Como parte da sua tese, Kull viajou até um remoto arquipélago no Chile para pesquisar como seria viver em isolamento em meio ao clima extremo.

Sua estadia solitária foi repleta de metáforas, como a do dente doente. É claro que ele não incentiva as pessoas a realizar procedimentos médicos por conta própria. Mas, para ele, a situação mostrou como, muitas vezes, ignoramos nosso potencial.

"Quando essas coisas acontecem, uma parte de você sempre pensa: 'Preciso estar perto de um dentista ou de outras pessoas'", destaca ele.

Kull afirma que muitas pessoas receiam a solidão "porque um dos desafios da solidão é que ela nos obriga a enfrentar o que ignoramos".

Mas, para ele, este foi um processo de aprendizado, que ele contou ao programa de rádio Outlook, do Serviço Mundial da BBC.

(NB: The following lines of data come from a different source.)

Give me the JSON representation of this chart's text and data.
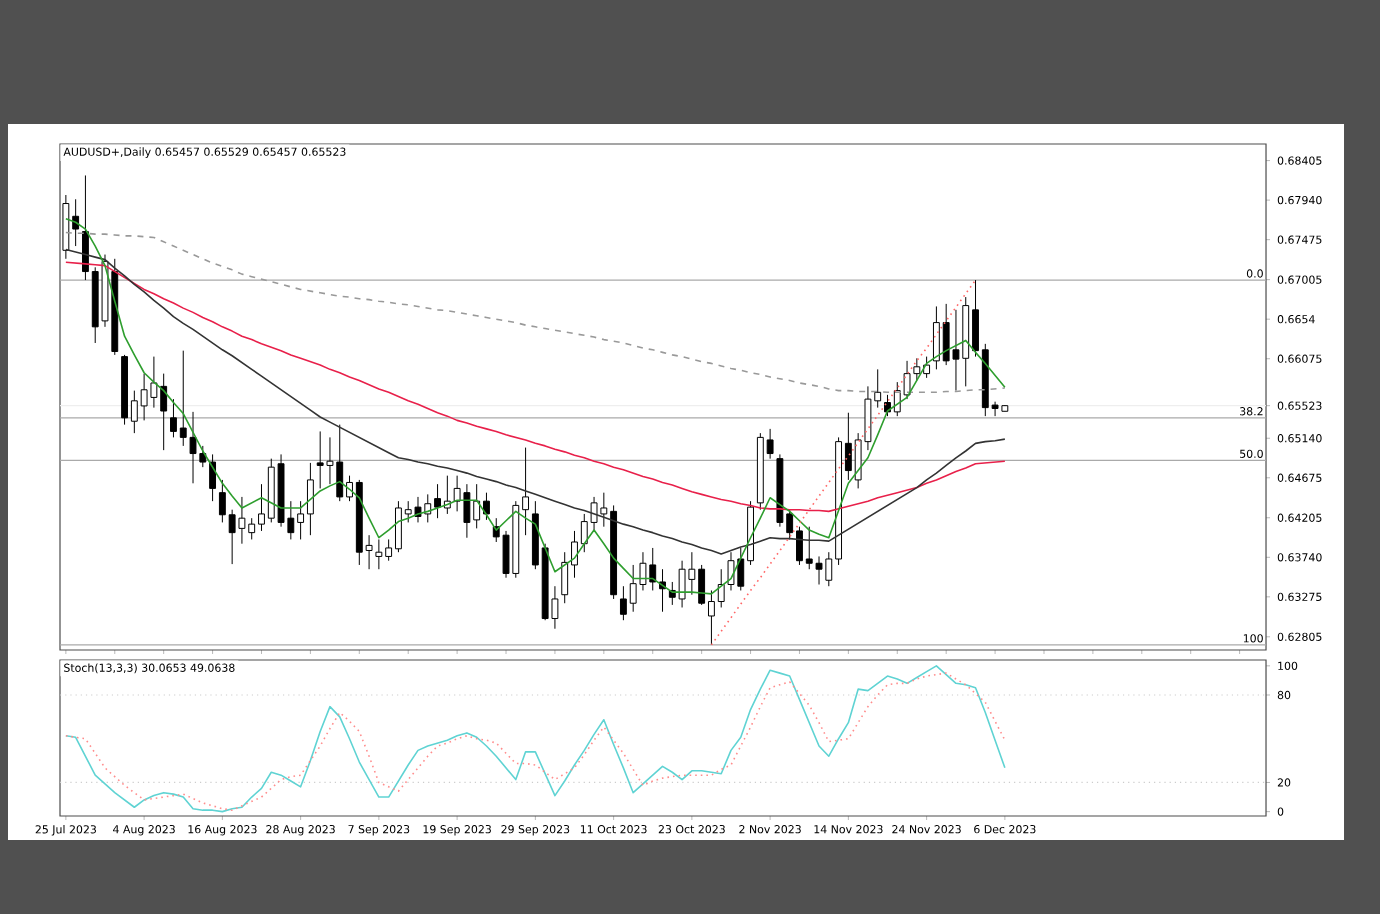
{
  "chart_data": [
    {
      "type": "candlestick",
      "title": "AUDUSD+,Daily 0.65457 0.65529 0.65457 0.65523",
      "tick_labels": "y",
      "categories": [
        null,
        null,
        null,
        null,
        null,
        null,
        null,
        null,
        null,
        null,
        null,
        null,
        null,
        null,
        null,
        null,
        null,
        null,
        null,
        null,
        null,
        null,
        null,
        null,
        null,
        null,
        null,
        null,
        null,
        null,
        null,
        null,
        null,
        null,
        null,
        null,
        null,
        null,
        null,
        null,
        null,
        null,
        null,
        null,
        null,
        null,
        null,
        null,
        null,
        null,
        null,
        null,
        null,
        null,
        null,
        null,
        null,
        null,
        null,
        null,
        null,
        null,
        null,
        null,
        null,
        null,
        null,
        null,
        null,
        null,
        null,
        null,
        null,
        null,
        null,
        null,
        null,
        null,
        null,
        null,
        null,
        null,
        null,
        null,
        null,
        null,
        null,
        null,
        null,
        null,
        null,
        null,
        null,
        null,
        null,
        null,
        null
      ],
      "ylim": [
        0.6265,
        0.686
      ],
      "yticks": [
        0.62805,
        0.63275,
        {
          "value": 0.6374,
          "label": "0.63740"
        },
        0.64205,
        0.64675,
        {
          "value": 0.6514,
          "label": "0.65140"
        },
        {
          "value": 0.65523,
          "label": "0.65523"
        },
        0.66075,
        0.6654,
        0.67005,
        0.67475,
        {
          "value": 0.6794,
          "label": "0.67940"
        },
        0.68405
      ],
      "ohlc": [
        [
          0.6735,
          0.68,
          0.6725,
          0.679
        ],
        [
          0.6775,
          0.6795,
          0.674,
          0.676
        ],
        [
          0.6757,
          0.6823,
          0.67,
          0.671
        ],
        [
          0.671,
          0.6715,
          0.6626,
          0.6645
        ],
        [
          0.6652,
          0.673,
          0.6645,
          0.6722
        ],
        [
          0.671,
          0.6725,
          0.6612,
          0.6616
        ],
        [
          0.661,
          0.6612,
          0.653,
          0.6538
        ],
        [
          0.6534,
          0.657,
          0.652,
          0.6558
        ],
        [
          0.6552,
          0.659,
          0.6535,
          0.6571
        ],
        [
          0.6562,
          0.661,
          0.655,
          0.6579
        ],
        [
          0.6575,
          0.659,
          0.65,
          0.6546
        ],
        [
          0.6538,
          0.656,
          0.6515,
          0.6522
        ],
        [
          0.6526,
          0.6617,
          0.6505,
          0.6515
        ],
        [
          0.6515,
          0.6545,
          0.6461,
          0.6496
        ],
        [
          0.6496,
          0.6505,
          0.648,
          0.6486
        ],
        [
          0.6486,
          0.6495,
          0.644,
          0.6455
        ],
        [
          0.645,
          0.6465,
          0.6415,
          0.6424
        ],
        [
          0.6424,
          0.643,
          0.6366,
          0.6403
        ],
        [
          0.6408,
          0.6445,
          0.639,
          0.642
        ],
        [
          0.6403,
          0.642,
          0.6395,
          0.6413
        ],
        [
          0.6413,
          0.646,
          0.6405,
          0.6425
        ],
        [
          0.642,
          0.649,
          0.6415,
          0.648
        ],
        [
          0.6484,
          0.6495,
          0.641,
          0.6415
        ],
        [
          0.642,
          0.644,
          0.6395,
          0.6403
        ],
        [
          0.6415,
          0.644,
          0.6395,
          0.6425
        ],
        [
          0.6425,
          0.6485,
          0.64,
          0.6465
        ],
        [
          0.6485,
          0.6522,
          0.6455,
          0.6482
        ],
        [
          0.6482,
          0.6515,
          0.646,
          0.6487
        ],
        [
          0.6486,
          0.653,
          0.644,
          0.6445
        ],
        [
          0.6445,
          0.647,
          0.644,
          0.6462
        ],
        [
          0.6462,
          0.6465,
          0.6365,
          0.638
        ],
        [
          0.6382,
          0.64,
          0.636,
          0.6388
        ],
        [
          0.6375,
          0.6395,
          0.636,
          0.638
        ],
        [
          0.6375,
          0.6395,
          0.637,
          0.6385
        ],
        [
          0.6384,
          0.644,
          0.638,
          0.6432
        ],
        [
          0.6425,
          0.644,
          0.6415,
          0.643
        ],
        [
          0.6433,
          0.6445,
          0.6415,
          0.6422
        ],
        [
          0.6425,
          0.6448,
          0.6415,
          0.6437
        ],
        [
          0.6443,
          0.646,
          0.642,
          0.6433
        ],
        [
          0.6432,
          0.647,
          0.6425,
          0.644
        ],
        [
          0.644,
          0.647,
          0.6428,
          0.6455
        ],
        [
          0.645,
          0.646,
          0.6397,
          0.6415
        ],
        [
          0.6418,
          0.646,
          0.6408,
          0.644
        ],
        [
          0.644,
          0.645,
          0.6418,
          0.6425
        ],
        [
          0.641,
          0.642,
          0.6392,
          0.6398
        ],
        [
          0.64,
          0.6405,
          0.635,
          0.6355
        ],
        [
          0.6355,
          0.644,
          0.635,
          0.6435
        ],
        [
          0.643,
          0.6503,
          0.64,
          0.6445
        ],
        [
          0.6425,
          0.644,
          0.636,
          0.6365
        ],
        [
          0.6385,
          0.639,
          0.63,
          0.6302
        ],
        [
          0.6302,
          0.634,
          0.629,
          0.6325
        ],
        [
          0.633,
          0.638,
          0.632,
          0.6368
        ],
        [
          0.6365,
          0.6405,
          0.635,
          0.6392
        ],
        [
          0.639,
          0.6425,
          0.638,
          0.6416
        ],
        [
          0.6415,
          0.6445,
          0.6405,
          0.6438
        ],
        [
          0.6425,
          0.645,
          0.641,
          0.6432
        ],
        [
          0.6428,
          0.6435,
          0.6325,
          0.633
        ],
        [
          0.6325,
          0.634,
          0.63,
          0.6307
        ],
        [
          0.632,
          0.6365,
          0.631,
          0.6343
        ],
        [
          0.6342,
          0.638,
          0.6335,
          0.6367
        ],
        [
          0.6365,
          0.6385,
          0.6335,
          0.6345
        ],
        [
          0.6345,
          0.636,
          0.631,
          0.6337
        ],
        [
          0.6335,
          0.6345,
          0.6318,
          0.6327
        ],
        [
          0.6325,
          0.637,
          0.6315,
          0.636
        ],
        [
          0.6348,
          0.638,
          0.633,
          0.636
        ],
        [
          0.636,
          0.6365,
          0.6318,
          0.632
        ],
        [
          0.6305,
          0.6335,
          0.6271,
          0.6322
        ],
        [
          0.6322,
          0.636,
          0.6315,
          0.6342
        ],
        [
          0.6342,
          0.638,
          0.6335,
          0.637
        ],
        [
          0.6372,
          0.6385,
          0.6335,
          0.634
        ],
        [
          0.637,
          0.644,
          0.6365,
          0.6433
        ],
        [
          0.6438,
          0.652,
          0.643,
          0.6515
        ],
        [
          0.6512,
          0.6525,
          0.649,
          0.6496
        ],
        [
          0.649,
          0.6495,
          0.641,
          0.6415
        ],
        [
          0.6425,
          0.643,
          0.6395,
          0.6403
        ],
        [
          0.6405,
          0.641,
          0.6365,
          0.637
        ],
        [
          0.6372,
          0.641,
          0.636,
          0.6367
        ],
        [
          0.6367,
          0.6375,
          0.6342,
          0.636
        ],
        [
          0.6347,
          0.638,
          0.634,
          0.6372
        ],
        [
          0.6372,
          0.6515,
          0.6365,
          0.651
        ],
        [
          0.6508,
          0.6544,
          0.6465,
          0.6476
        ],
        [
          0.6465,
          0.652,
          0.6455,
          0.6512
        ],
        [
          0.651,
          0.6575,
          0.65,
          0.656
        ],
        [
          0.6558,
          0.6595,
          0.655,
          0.6568
        ],
        [
          0.6556,
          0.6565,
          0.654,
          0.6545
        ],
        [
          0.6545,
          0.658,
          0.654,
          0.657
        ],
        [
          0.6565,
          0.6605,
          0.656,
          0.659
        ],
        [
          0.659,
          0.6608,
          0.6582,
          0.6598
        ],
        [
          0.659,
          0.661,
          0.6585,
          0.66
        ],
        [
          0.6605,
          0.6669,
          0.6595,
          0.665
        ],
        [
          0.665,
          0.6672,
          0.66,
          0.6605
        ],
        [
          0.6618,
          0.6665,
          0.657,
          0.6607
        ],
        [
          0.6608,
          0.668,
          0.6575,
          0.667
        ],
        [
          0.6665,
          0.67,
          0.661,
          0.6617
        ],
        [
          0.6618,
          0.6625,
          0.654,
          0.655
        ],
        [
          0.6553,
          0.6557,
          0.654,
          0.6549
        ],
        [
          0.65457,
          0.65529,
          0.65457,
          0.65523
        ]
      ],
      "series": [
        {
          "type": "line",
          "color": "#999999",
          "line_style": "dashed",
          "values": [
            0.6756,
            0.6755,
            0.6755,
            0.6754,
            0.6754,
            0.6753,
            0.6752,
            0.6752,
            0.6751,
            0.675,
            0.6745,
            0.674,
            0.6735,
            0.673,
            0.6725,
            0.672,
            0.6716,
            0.6712,
            0.6707,
            0.6704,
            0.6701,
            0.6698,
            0.6695,
            0.6692,
            0.6689,
            0.6687,
            0.6685,
            0.6683,
            0.6681,
            0.668,
            0.6678,
            0.6677,
            0.6675,
            0.6674,
            0.6672,
            0.6671,
            0.6669,
            0.6667,
            0.6665,
            0.6664,
            0.6662,
            0.666,
            0.6658,
            0.6656,
            0.6654,
            0.6652,
            0.665,
            0.6647,
            0.6645,
            0.6643,
            0.6641,
            0.6639,
            0.6637,
            0.6635,
            0.6633,
            0.663,
            0.6628,
            0.6626,
            0.6623,
            0.662,
            0.6618,
            0.6615,
            0.6612,
            0.661,
            0.6607,
            0.6604,
            0.6602,
            0.6599,
            0.6596,
            0.6594,
            0.6591,
            0.6589,
            0.6586,
            0.6584,
            0.6582,
            0.6579,
            0.6577,
            0.6575,
            0.6572,
            0.657,
            0.657,
            0.6569,
            0.6569,
            0.6569,
            0.6568,
            0.6568,
            0.6568,
            0.6568,
            0.6568,
            0.6568,
            0.6569,
            0.6569,
            0.657,
            0.6571,
            0.6571,
            0.6572,
            0.6573
          ]
        },
        {
          "type": "line",
          "color": "#e8204a",
          "line_style": "solid",
          "values": [
            0.6721,
            0.672,
            0.6719,
            0.6718,
            0.6717,
            0.671,
            0.6703,
            0.6696,
            0.6689,
            0.6684,
            0.6678,
            0.6673,
            0.6667,
            0.6662,
            0.6656,
            0.6651,
            0.6645,
            0.664,
            0.6634,
            0.663,
            0.6625,
            0.6621,
            0.6617,
            0.6612,
            0.6608,
            0.6604,
            0.66,
            0.6595,
            0.6591,
            0.6586,
            0.6582,
            0.6577,
            0.6572,
            0.6568,
            0.6563,
            0.6558,
            0.6554,
            0.6549,
            0.6544,
            0.654,
            0.6535,
            0.6532,
            0.6528,
            0.6525,
            0.6522,
            0.6518,
            0.6515,
            0.6512,
            0.6508,
            0.6505,
            0.6501,
            0.6498,
            0.6494,
            0.6491,
            0.6487,
            0.6484,
            0.648,
            0.6477,
            0.6473,
            0.6469,
            0.6466,
            0.6462,
            0.6459,
            0.6455,
            0.6451,
            0.6448,
            0.6445,
            0.6442,
            0.644,
            0.6437,
            0.6435,
            0.6432,
            0.6431,
            0.6431,
            0.643,
            0.643,
            0.6429,
            0.6429,
            0.6428,
            0.6431,
            0.6434,
            0.6437,
            0.644,
            0.6444,
            0.6447,
            0.645,
            0.6453,
            0.6456,
            0.6461,
            0.6465,
            0.647,
            0.6475,
            0.6479,
            0.6484,
            0.6485,
            0.6486,
            0.6487
          ]
        },
        {
          "type": "line",
          "color": "#333333",
          "line_style": "solid",
          "values": [
            0.6736,
            0.6733,
            0.673,
            0.6727,
            0.6724,
            0.6714,
            0.6705,
            0.6695,
            0.6686,
            0.6676,
            0.6667,
            0.6657,
            0.6649,
            0.6642,
            0.6634,
            0.6626,
            0.6618,
            0.6611,
            0.6603,
            0.6595,
            0.6587,
            0.6579,
            0.6571,
            0.6563,
            0.6555,
            0.6547,
            0.6539,
            0.6533,
            0.6527,
            0.6521,
            0.6515,
            0.6509,
            0.6503,
            0.6497,
            0.6491,
            0.6489,
            0.6486,
            0.6484,
            0.6481,
            0.6479,
            0.6476,
            0.6473,
            0.6469,
            0.6466,
            0.6463,
            0.6459,
            0.6456,
            0.6452,
            0.6448,
            0.6444,
            0.644,
            0.6436,
            0.6432,
            0.6429,
            0.6425,
            0.6421,
            0.6417,
            0.6413,
            0.641,
            0.6406,
            0.6403,
            0.6399,
            0.6396,
            0.6392,
            0.6389,
            0.6385,
            0.6382,
            0.6378,
            0.6382,
            0.6386,
            0.6389,
            0.6393,
            0.6397,
            0.6396,
            0.6396,
            0.6395,
            0.6394,
            0.6394,
            0.6393,
            0.64,
            0.6407,
            0.6414,
            0.6421,
            0.6428,
            0.6435,
            0.6442,
            0.6449,
            0.6456,
            0.6465,
            0.6473,
            0.6482,
            0.6491,
            0.6499,
            0.6508,
            0.651,
            0.6511,
            0.6513
          ]
        },
        {
          "type": "line",
          "color": "#2e9e2e",
          "line_style": "solid",
          "values": [
            0.6772,
            0.6768,
            0.676,
            0.674,
            0.6717,
            0.6675,
            0.6634,
            0.6612,
            0.6591,
            0.658,
            0.657,
            0.6556,
            0.6543,
            0.6521,
            0.6499,
            0.648,
            0.6461,
            0.6446,
            0.6432,
            0.6438,
            0.6444,
            0.6438,
            0.6432,
            0.6432,
            0.6432,
            0.6442,
            0.6452,
            0.6458,
            0.6463,
            0.6454,
            0.6444,
            0.642,
            0.6397,
            0.6406,
            0.6416,
            0.642,
            0.6425,
            0.6428,
            0.6432,
            0.6436,
            0.6441,
            0.6441,
            0.6441,
            0.6424,
            0.6406,
            0.6417,
            0.6428,
            0.642,
            0.6413,
            0.6385,
            0.6357,
            0.6365,
            0.6373,
            0.639,
            0.6406,
            0.639,
            0.6373,
            0.6361,
            0.6349,
            0.6349,
            0.6349,
            0.6341,
            0.6333,
            0.6333,
            0.6333,
            0.6332,
            0.6331,
            0.634,
            0.6349,
            0.6373,
            0.6397,
            0.642,
            0.6444,
            0.6436,
            0.6428,
            0.6417,
            0.6406,
            0.6401,
            0.6397,
            0.6429,
            0.6461,
            0.6476,
            0.6491,
            0.6518,
            0.6546,
            0.6554,
            0.6562,
            0.6582,
            0.6602,
            0.661,
            0.6617,
            0.6623,
            0.6629,
            0.6615,
            0.6602,
            0.6588,
            0.6574
          ]
        },
        {
          "type": "line",
          "color": "#ff6666",
          "line_style": "dotted",
          "values": [
            null,
            null,
            null,
            null,
            null,
            null,
            null,
            null,
            null,
            null,
            null,
            null,
            null,
            null,
            null,
            null,
            null,
            null,
            null,
            null,
            null,
            null,
            null,
            null,
            null,
            null,
            null,
            null,
            null,
            null,
            null,
            null,
            null,
            null,
            null,
            null,
            null,
            null,
            null,
            null,
            null,
            null,
            null,
            null,
            null,
            null,
            null,
            null,
            null,
            null,
            null,
            null,
            null,
            null,
            null,
            null,
            null,
            null,
            null,
            null,
            null,
            null,
            null,
            null,
            null,
            null,
            0.6271,
            0.6287,
            0.6303,
            0.6319,
            0.6335,
            0.635,
            0.6366,
            0.6382,
            0.6398,
            0.6414,
            0.643,
            0.6446,
            0.6462,
            0.6478,
            0.6493,
            0.6509,
            0.6525,
            0.6541,
            0.6557,
            0.6573,
            0.6589,
            0.6605,
            0.662,
            0.6636,
            0.6652,
            0.6668,
            0.6684,
            0.67,
            null,
            null,
            null
          ]
        }
      ],
      "ref_lines": [
        {
          "axis": "y",
          "value": 0.67,
          "color": "#aaaaaa"
        },
        {
          "axis": "y",
          "value": 0.6538,
          "color": "#aaaaaa"
        },
        {
          "axis": "y",
          "value": 0.6488,
          "color": "#aaaaaa"
        },
        {
          "axis": "y",
          "value": 0.6271,
          "color": "#aaaaaa"
        },
        {
          "axis": "y",
          "value": 0.65523,
          "color": "#eeeeee"
        }
      ],
      "annotations": [
        {
          "text": "0.0",
          "y": 0.67
        },
        {
          "text": "38.2",
          "y": 0.6538
        },
        {
          "text": "50.0",
          "y": 0.6488
        },
        {
          "text": "100",
          "y": 0.6271
        }
      ]
    },
    {
      "type": "line",
      "title": "Stoch(13,3,3) 30.0653 49.0638",
      "categories": [
        "25 Jul 2023",
        null,
        null,
        null,
        null,
        null,
        null,
        null,
        "4 Aug 2023",
        null,
        null,
        null,
        null,
        null,
        null,
        null,
        "16 Aug 2023",
        null,
        null,
        null,
        null,
        null,
        null,
        null,
        "28 Aug 2023",
        null,
        null,
        null,
        null,
        null,
        null,
        null,
        "7 Sep 2023",
        null,
        null,
        null,
        null,
        null,
        null,
        null,
        "19 Sep 2023",
        null,
        null,
        null,
        null,
        null,
        null,
        null,
        "29 Sep 2023",
        null,
        null,
        null,
        null,
        null,
        null,
        null,
        "11 Oct 2023",
        null,
        null,
        null,
        null,
        null,
        null,
        null,
        "23 Oct 2023",
        null,
        null,
        null,
        null,
        null,
        null,
        null,
        "2 Nov 2023",
        null,
        null,
        null,
        null,
        null,
        null,
        null,
        "14 Nov 2023",
        null,
        null,
        null,
        null,
        null,
        null,
        null,
        "24 Nov 2023",
        null,
        null,
        null,
        null,
        null,
        null,
        null,
        "6 Dec 2023"
      ],
      "ylim": [
        -3,
        104
      ],
      "yticks": [
        0,
        20,
        80,
        100
      ],
      "series": [
        {
          "color": "#5fd3d3",
          "line_style": "solid",
          "values": [
            52,
            51,
            38,
            25,
            19,
            13,
            8,
            3,
            8,
            11,
            13,
            12,
            10,
            2,
            1,
            1,
            0,
            2,
            3,
            10,
            16,
            27,
            25,
            21,
            17,
            35,
            55,
            72,
            65,
            50,
            34,
            22,
            10,
            10,
            21,
            32,
            42,
            45,
            47,
            49,
            52,
            54,
            51,
            45,
            38,
            30,
            22,
            41,
            41,
            26,
            11,
            21,
            32,
            42,
            53,
            63,
            46,
            30,
            13,
            19,
            25,
            31,
            27,
            22,
            28,
            28,
            27,
            26,
            42,
            51,
            70,
            84,
            97,
            95,
            93,
            77,
            61,
            45,
            38,
            50,
            61,
            84,
            83,
            88,
            93,
            91,
            88,
            92,
            96,
            100,
            94,
            88,
            87,
            85,
            68,
            49,
            30.0653
          ]
        },
        {
          "color": "#ff8c8c",
          "line_style": "dotted",
          "values": [
            52,
            51,
            50,
            40,
            30,
            24,
            18,
            13,
            8,
            9,
            10,
            11,
            12,
            9,
            6,
            4,
            2,
            1,
            4,
            7,
            10,
            16,
            22,
            24,
            25,
            35,
            45,
            57,
            68,
            62,
            55,
            38,
            20,
            17,
            14,
            22,
            30,
            38,
            45,
            47,
            50,
            52,
            50,
            49,
            47,
            40,
            33,
            33,
            32,
            27,
            22,
            26,
            30,
            39,
            49,
            58,
            49,
            40,
            29,
            18,
            21,
            23,
            24,
            25,
            25,
            25,
            25,
            29,
            32,
            45,
            58,
            72,
            85,
            87,
            89,
            81,
            73,
            61,
            48,
            49,
            50,
            61,
            72,
            80,
            87,
            88,
            88,
            91,
            93,
            94,
            95,
            91,
            87,
            81,
            75,
            62,
            49.0638
          ]
        }
      ],
      "ref_lines": [
        {
          "axis": "y",
          "value": 20,
          "color": "#cccccc",
          "line_style": "dotted"
        },
        {
          "axis": "y",
          "value": 80,
          "color": "#cccccc",
          "line_style": "dotted"
        }
      ]
    }
  ]
}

Um menino que procura seu espaço

Kull tem atualmente 79 anos de idade. Ele cresceu na pobreza, em uma zona rural do sul da Califórnia, nos Estados Unidos.

Sua cama ficava em um corredor da casa, de forma que ele não tinha privacidade.

Ele não descreve maus tratos, mas afirma que seus pais o julgavam constantemente. Somente o amor pela natureza unia sua família.

Kull levou um caiaque, um bote inflável e muitas ferramentas de construção, incluindo madeira, martelos e uma motosserra — Foto: Bob Kull/via BBC

"No verão, fazíamos piquenique todos os domingos à tarde. Era o que nos mantinha unidos", ele conta. E dali também nasceu seu interesse e a busca constante da solidão.

"De certa forma, minha infância foi idílica, mas eu absolutamente não entendia isso. Sentia apenas que havia algo errado em mim."

"Por isso, cruzar a estrada, pular a cerca de arame farpado e desaparecer em um bosque, nos pastos e em um riacho, simplesmente para ficar sozinho, era uma grande bênção para mim", relembra Kull.

"Era o único lugar onde podia relaxar e ser quem realmente sou. Acredito que foi ali que começou este amor por ficar sozinho no mundo não humano."

Depois de adulto, Kull saiu de casa assim que pôde. Ele viajou pelos Estados Unidos e se mudou para o Canadá, para evitar ser recrutado para a Guerra do Vietnã (1959-1975, com participação dos Estados Unidos a partir de 1965).

Ali, ele teve inúmeros trabalhos — no corpo de bombeiros, em uma serraria, em manutenção e na construção civil. Kull chegou a fazer um curso de fotografia de dois anos.

E também viveu uma crise existencial.

"Eu me havia transformado em um homem machista, que se embriagava nos bares e estragava tudo o que tocava", segundo ele.